Dopo l’attacco de il Giornale nei confronti del direttore di Avvenire, un fatto che il card. Angelo Bagnasco ha definito «disgustoso e molto grave», dal quotidiano di ispirazione cattolica e da chi lo firma, Dino Boffo, è venuta una lezione di stile professionale.
Il 29 agosto, due comunicati brevi e inequivocabili sono stati la risposta sobria, ferma e dignitosa di Avvenire a chi ha scelto la via dell’intimidazione per far tacere una voce delegittimandola. Sono anni che il libero e civile confronto sociale e politico del Paese è soffocato dal fango che viene gettato su attori della vita pubblica. Non è dunque una sorpresa neppure questa di fine agosto, purtroppo. Anche se, nel caso, ad essere bersaglio è il direttore di un quotidiano.
Allo sconcerto del 28 agosto, provato davanti alla prima pagina de il Giornale, ha fatto seguito l’indignazione perché a subire la violenza, oltre che un direttore e un giornale, sono stati coloro che considerano la professione giornalistica un servizio alla verità e al bene comune, un’attività intellettuale che ha precisi riferimenti etici.
Di «maestri» di un giornalismo spregiudicato e cinico ce ne sono stati diversi nella storia e ne vediamo non pochi anche oggi. Ma occorre chiedersi, anche all’interno della stessa categoria professionale di cui facciamo parte, quale contributo essi abbiano dato e potranno mai dare alla credibilità del giornalismo nel nostro Paese. Questa professione ha un’etica o, per lo meno, una deontologia: il «killeraggio» non ne può fare parte e i veri maestri hanno sempre insegnato che occorre evitare questa deriva per il bene della stessa professione.
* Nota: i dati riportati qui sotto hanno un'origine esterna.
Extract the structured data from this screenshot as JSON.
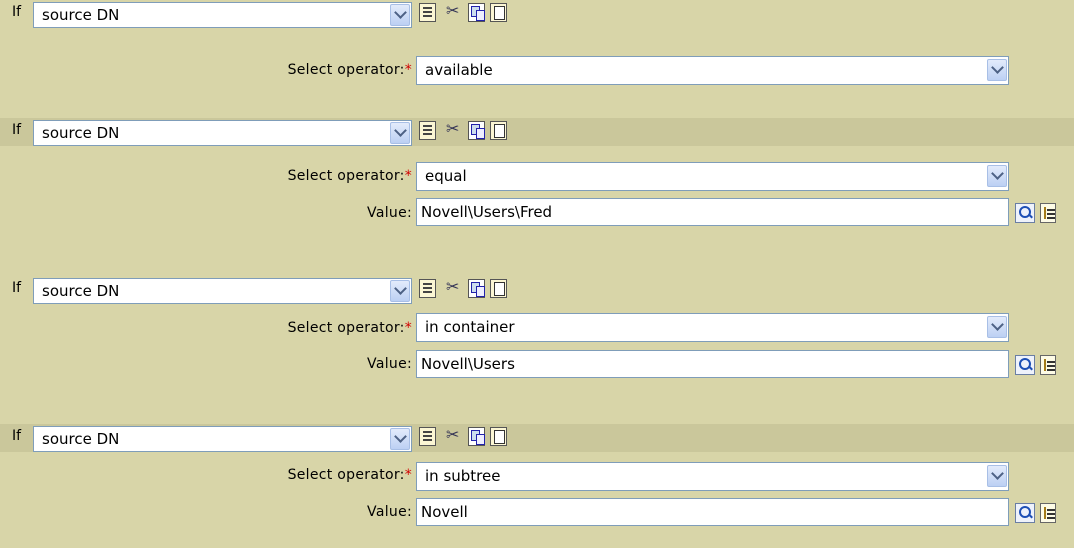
{
  "conditions": [
    {
      "if_label": "If",
      "source": "source DN",
      "operator_label": "Select operator:",
      "required_mark": "*",
      "operator": "available"
    },
    {
      "if_label": "If",
      "source": "source DN",
      "operator_label": "Select operator:",
      "required_mark": "*",
      "operator": "equal",
      "value_label": "Value:",
      "value": "Novell\\Users\\Fred"
    },
    {
      "if_label": "If",
      "source": "source DN",
      "operator_label": "Select operator:",
      "required_mark": "*",
      "operator": "in container",
      "value_label": "Value:",
      "value": "Novell\\Users"
    },
    {
      "if_label": "If",
      "source": "source DN",
      "operator_label": "Select operator:",
      "required_mark": "*",
      "operator": "in subtree",
      "value_label": "Value:",
      "value": "Novell"
    }
  ],
  "icons": [
    "properties-icon",
    "cut-icon",
    "copy-icon",
    "paste-icon",
    "search-icon",
    "browse-tree-icon"
  ],
  "colors": {
    "panel": "#d8d5a8",
    "header_shade": "#cac79b",
    "border": "#7f9db9",
    "required": "#d10000"
  }
}
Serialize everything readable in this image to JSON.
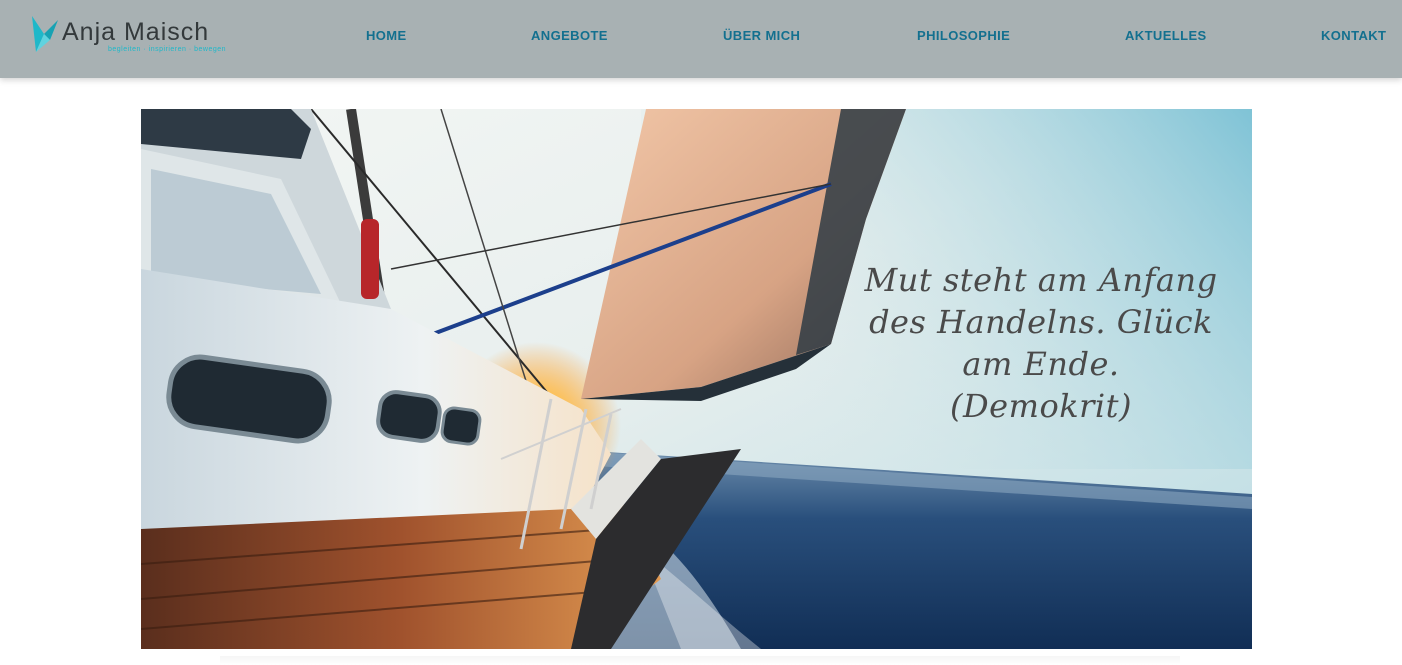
{
  "brand": {
    "name": "Anja Maisch",
    "tagline": "begleiten · inspirieren · bewegen",
    "accent_color": "#1fb8c9",
    "logo_icon": "origami-bird-icon"
  },
  "nav": {
    "items": [
      {
        "label": "HOME"
      },
      {
        "label": "ANGEBOTE"
      },
      {
        "label": "ÜBER MICH"
      },
      {
        "label": "PHILOSOPHIE"
      },
      {
        "label": "AKTUELLES"
      },
      {
        "label": "KONTAKT"
      }
    ],
    "text_color": "#13708f",
    "header_bg": "#a8b1b3"
  },
  "hero": {
    "image": "sailboat-at-sunset",
    "quote": "Mut steht am Anfang\ndes Handelns. Glück\nam Ende.\n(Demokrit)"
  }
}
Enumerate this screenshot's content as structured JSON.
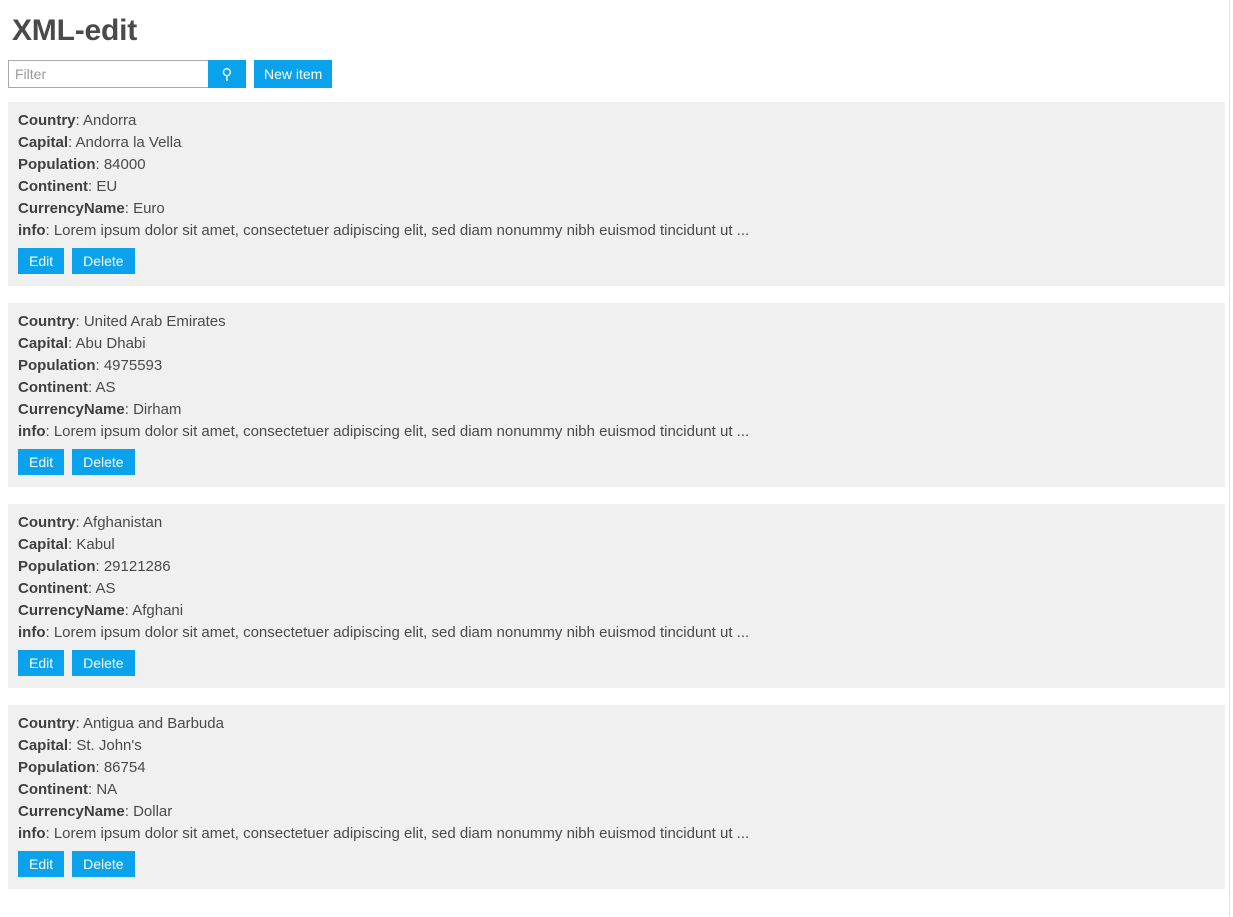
{
  "app": {
    "title": "XML-edit",
    "accent_color": "#0aa2ec",
    "card_bg": "#f0f0f0",
    "text_color": "#4a4a4a"
  },
  "toolbar": {
    "filter_placeholder": "Filter",
    "filter_value": "",
    "search_icon": "search-icon",
    "search_glyph": "⚲",
    "new_item_label": "New item"
  },
  "field_labels": {
    "country": "Country",
    "capital": "Capital",
    "population": "Population",
    "continent": "Continent",
    "currency_name": "CurrencyName",
    "info": "info"
  },
  "actions": {
    "edit_label": "Edit",
    "delete_label": "Delete"
  },
  "items": [
    {
      "country": "Andorra",
      "capital": "Andorra la Vella",
      "population": "84000",
      "continent": "EU",
      "currency_name": "Euro",
      "info": "Lorem ipsum dolor sit amet, consectetuer adipiscing elit, sed diam nonummy nibh euismod tincidunt ut ..."
    },
    {
      "country": "United Arab Emirates",
      "capital": "Abu Dhabi",
      "population": "4975593",
      "continent": "AS",
      "currency_name": "Dirham",
      "info": "Lorem ipsum dolor sit amet, consectetuer adipiscing elit, sed diam nonummy nibh euismod tincidunt ut ..."
    },
    {
      "country": "Afghanistan",
      "capital": "Kabul",
      "population": "29121286",
      "continent": "AS",
      "currency_name": "Afghani",
      "info": "Lorem ipsum dolor sit amet, consectetuer adipiscing elit, sed diam nonummy nibh euismod tincidunt ut ..."
    },
    {
      "country": "Antigua and Barbuda",
      "capital": "St. John's",
      "population": "86754",
      "continent": "NA",
      "currency_name": "Dollar",
      "info": "Lorem ipsum dolor sit amet, consectetuer adipiscing elit, sed diam nonummy nibh euismod tincidunt ut ..."
    }
  ]
}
Avvenire si muove nella linea, che è anche nostra, di offrire ai lettori il maggior numero di elementi attendibili e documentati perché, di fronte a pensieri e fatti, essi possano farsi un personale giudizio, libero e responsabile. Diversamente il giornalismo morirebbe e, di conseguenza, la stessa democrazia vedrebbe vacillare quella che dovrebbe essere una sua colonna portante. Non rimarremo dunque disattenti e inerti di fronte a questo rischio. Il nostro impegno non verrà meno e la nostra voce continuerà a levarsi, come quella di Avvenire, per il bene del Paese. Chi avverte e pratica questa responsabilità ci avrà sempre al suo fianco.